2022 IoTDB Summit：Dr.Feinauer《Apache IoTDB 在德国汽车生产线多级数据同步中的应用实践》

12 月 3 日、4 日，2022 Apache IoTDB 物联网生态大会在线上圆满落幕。大会上发布 Apache IoTDB 的分布式 1.0 版本，并分享 Apache IoTDB 实现的数据管理技术与物联网场景实践案例，深入探讨了 Apache IoTDB 与物联网企业如何共建活跃生态，企业如何与开源社区紧密配合，实现共赢。

我们邀请到天谋科技欧洲技术负责人 Dr. Julian Feinauer 参加此次大会，并做主题演讲——《Apache IoTDB 在德国汽车生产线多级数据同步中的应用实践》。以下为英文内容和中文翻译全文。

目录

1.Motivation 项目动机

2.Data Collection 数据采集架构

3.Summary 项目总结

具体内容：

今天我将为大家分享一个非常有趣的 Apache IoTDB 应用案例，一个我们与某德国汽车生产商共同完成的项目。我们使用了 IoTDB 的一个相当独特的功能，即多主机同步能力，来完成一个多级数据同步应用程序以处理汽车生产过程中的海量数据。

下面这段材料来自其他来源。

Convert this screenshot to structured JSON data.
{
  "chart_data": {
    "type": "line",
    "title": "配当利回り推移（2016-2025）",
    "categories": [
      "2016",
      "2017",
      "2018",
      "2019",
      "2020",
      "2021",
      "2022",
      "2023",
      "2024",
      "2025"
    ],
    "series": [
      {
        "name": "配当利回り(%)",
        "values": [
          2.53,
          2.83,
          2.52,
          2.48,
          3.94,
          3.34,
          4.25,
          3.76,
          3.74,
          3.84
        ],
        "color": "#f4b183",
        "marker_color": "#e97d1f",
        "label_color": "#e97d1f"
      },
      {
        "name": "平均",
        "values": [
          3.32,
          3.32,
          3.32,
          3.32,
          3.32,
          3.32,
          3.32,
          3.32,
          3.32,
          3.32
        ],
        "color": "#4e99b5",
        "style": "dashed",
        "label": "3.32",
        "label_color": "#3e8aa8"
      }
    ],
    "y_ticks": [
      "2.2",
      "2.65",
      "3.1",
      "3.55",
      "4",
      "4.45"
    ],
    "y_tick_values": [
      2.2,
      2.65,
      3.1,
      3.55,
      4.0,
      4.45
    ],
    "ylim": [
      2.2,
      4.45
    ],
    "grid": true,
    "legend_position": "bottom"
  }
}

这里是我将要做的报告目录。我将简要介绍一下项目的背景，数据来源于电动机，作为气动夹紧器的改进。气动夹紧器不仅被大量应用于汽车行业，在很多其他行业也被广泛使用。

报告的主要内容将介绍我们使用 Apache IoTDB 实现的数据收集以及设计架构，然后我将对我们实现的增益与学到的经验做简短的总结。

I can report you today about a very interesting application with Apache IoTDB that we have done together with a German automotive OEM. We used one of its rather unique features, namely the multi-master syncing ability, to generate a multi-level data syncing application to handle quite large amount of data that come up in automotive production.

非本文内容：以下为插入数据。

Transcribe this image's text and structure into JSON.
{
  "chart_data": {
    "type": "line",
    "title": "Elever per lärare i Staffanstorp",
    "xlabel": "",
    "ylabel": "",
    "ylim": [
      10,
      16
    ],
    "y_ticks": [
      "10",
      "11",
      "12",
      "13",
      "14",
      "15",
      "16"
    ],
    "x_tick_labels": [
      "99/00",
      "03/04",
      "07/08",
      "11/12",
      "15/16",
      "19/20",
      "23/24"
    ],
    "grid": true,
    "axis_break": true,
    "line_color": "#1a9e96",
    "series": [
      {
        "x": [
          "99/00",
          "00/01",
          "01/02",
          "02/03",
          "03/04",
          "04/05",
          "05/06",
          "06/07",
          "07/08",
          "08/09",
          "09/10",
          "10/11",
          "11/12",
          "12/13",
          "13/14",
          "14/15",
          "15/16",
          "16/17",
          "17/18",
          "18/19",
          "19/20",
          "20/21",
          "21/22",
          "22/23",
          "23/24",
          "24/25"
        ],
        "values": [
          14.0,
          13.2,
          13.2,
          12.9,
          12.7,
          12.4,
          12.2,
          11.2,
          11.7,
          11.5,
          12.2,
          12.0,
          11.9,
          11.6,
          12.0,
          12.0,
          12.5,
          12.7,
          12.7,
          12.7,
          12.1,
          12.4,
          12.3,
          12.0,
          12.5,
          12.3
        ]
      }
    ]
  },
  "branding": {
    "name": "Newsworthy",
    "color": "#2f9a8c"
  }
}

Here's a short agenda what I want to talk about. I would shortly give a motivation introduction into the background of the project because the data was generated from electric motors, which are used to supplement pneumatic clamps, which are used a lot not only in automotive industry, but also in many other industries.

And the main part will be about the data collection and architecture we applied using Apache IoTDB, and then I'll end with a short summary of what we've done and what we've learned.

01 Motivation 项目动机

首先我们来谈谈项目的动机。我先介绍一下气动夹紧器。它是一组用于许多行业和许多应用的执行器。

在这里您可以看到 3 张来自汽车生产线的图片。可能不是很容易分辨，但在所有这些图片中，您会看到那些用来固定钢材、夹住或推动某种材料的笨重夹具。在常规的汽车生产工厂中，有数百至数千个用于处理任意运动或动作的夹具或执行器。

So let's come up to motivation. I will talk about pneumatic clamps. It’s a set of actuators which is used in many industries and in many applications.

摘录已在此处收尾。